Why this history lesson? While much has changed in North Carolina and — with the advent of medications and other treatments — in the care and treatment of persons with mental illness since the mid-19th Century – there are some aspects — 150+ years later — in the care and treatment of persons with mental illness that have not changed at all: persons with mental illness are – still today — in our jails, prisons, homeless shelters, hospital emergency rooms. In fact, our jails and prisons — nationwide – have become “the new asylums.”
In addition – not-so-long-ago in the late 20th/early 21st Century – there were special funds in North Carolina called the “Mental Health Trust Fund.” At least in part – some of those funds were used to balance the state’s budget, not necessarily for mental health services. What is left of this trust fund – I don’t know and this is one of those questions where I can never get a straight answer.

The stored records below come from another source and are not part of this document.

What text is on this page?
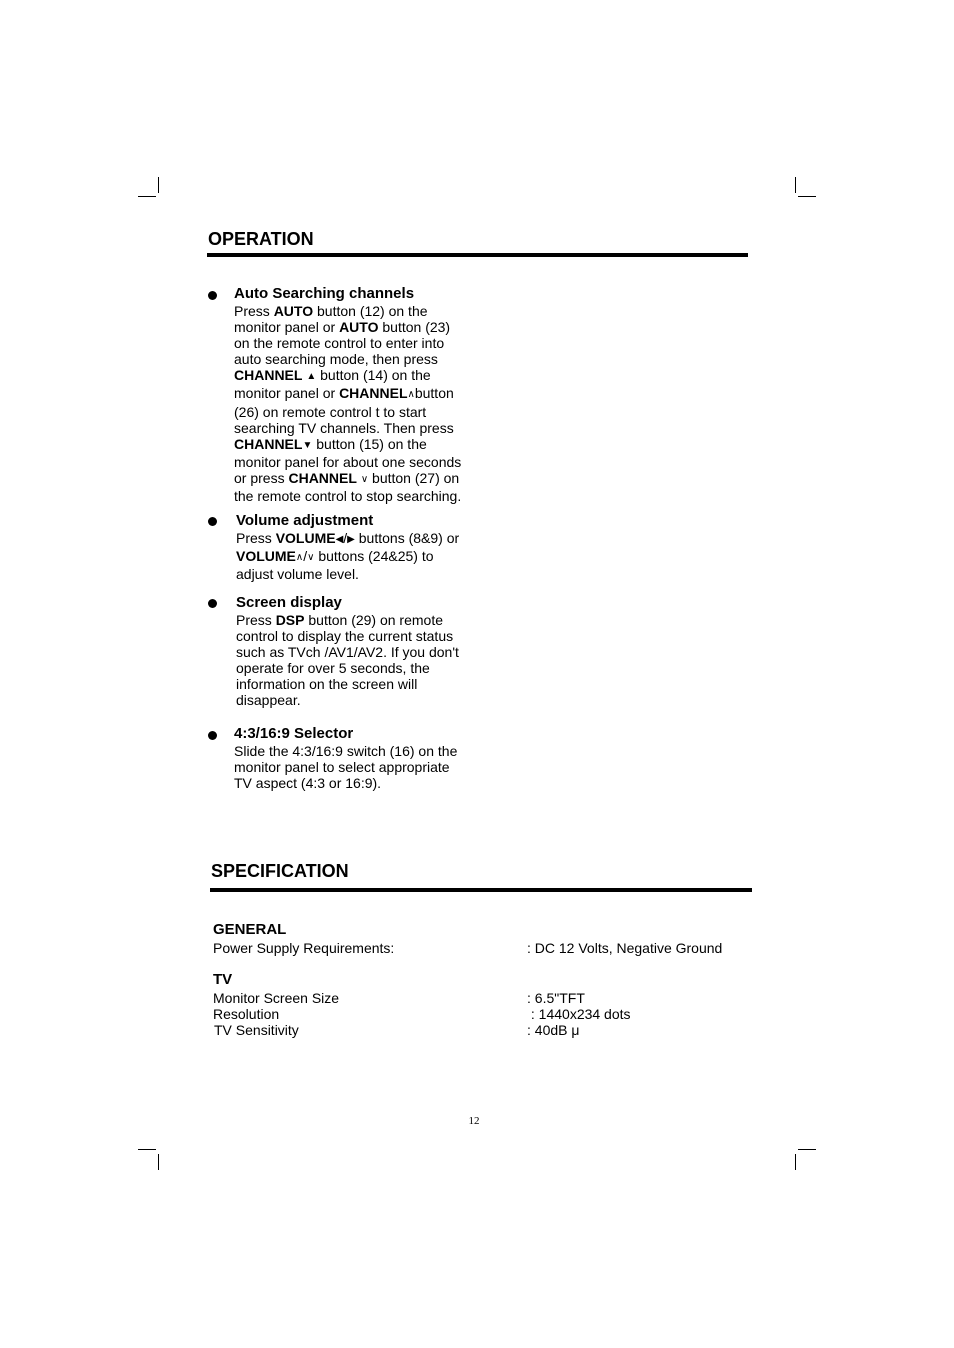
OPERATION
Auto Searching channels
Press AUTO button (12) on the
monitor panel or AUTO button (23)
on the remote control to enter into
auto searching mode, then press
CHANNEL ▲ button (14) on the
monitor panel or CHANNEL∧button
(26) on remote control t to start
searching TV channels. Then press
CHANNEL▼ button (15) on the
monitor panel for about one seconds
or press CHANNEL ∨ button (27) on
the remote control to stop searching.
Volume adjustment
Press VOLUME◀/▶ buttons (8&9) or
VOLUME∧/∨ buttons (24&25) to
adjust volume level.
Screen display
Press DSP button (29) on remote
control to display the current status
such as TVch /AV1/AV2. If you don't
operate for over 5 seconds, the
information on the screen will
disappear.
4:3/16:9 Selector
Slide the 4:3/16:9 switch (16) on the
monitor panel to select appropriate
TV aspect (4:3 or 16:9).
SPECIFICATION
GENERAL
Power Supply Requirements:	: DC 12 Volts, Negative Ground
TV
Monitor Screen Size	: 6.5"TFT
Resolution	: 1440x234 dots
TV Sensitivity	: 40dB μ
12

Therefore, with the sale of the Dix property – which is state property — in Raleigh, the following should be considered:
FIRST AND FOREMOST: The proceeds of the sale of the property – if this is to take place — are to go into a fund restricted for community-based mental health services, hospital beds, outpatient services and other mental health services and are NOT to be used to balance the budget or as another revenue source to balance the state’s budget. The funds are to be used to benefit ALL citizens of North Carolina with mental health needs.
- What is to become of the cemetery? The cemetery on the property – which has 900 graves – should be maintained and treated as hallowed ground. This may be a separate issue or even a “moot” point – but the cemetery represents a time in our history in which people with mental illness were – quite literally – “put away for life.”
- A museum should be established on the property so that we do not forget our past. It is important to know the historical components of the treatment of persons with mental illness. The asylums or institutions were a part of the past. As we still do to some degree today – people were separated from the mainstream of society because of mental illness — as well as race. (Find out for yourself and read about the impetus for the establishment of Cherry Hospital in Goldsboro.)
- There are buildings and homes on the property which, I believe, are designated as historical sites as they should be preserved as such.
- Use the property perhaps as a training center/facility for consumers of mental health services, families, advocates and providers of mental health services that can charge reasonable cost accommodations for lodging, meals, etc.
- Use the property as a park for all to enjoy — but do not say this and then – a few years later – sell the land to build a business park, office park or other commercial center. Why should we in Winston-Salem/Forsyth County care? Here is a cut-and-paste from a quote from the website about Dorothea Dix Hospital that should answer this question: In his 1874 hospital report, Superintendent Eugene Grissom wrote: “It was discovered that the insane were not beasts and demons, but men whom disease had left disarmed and wounded in the struggle of life and whom, not unoften, some good Samaritan might lift up, and pour in oil and wine, and set anew on their journey rejoicing.”
As always, many thanks for your support! Again – this issue is just one among many for which we need YOUR VOICE at our upcoming Town Hall Meeting!!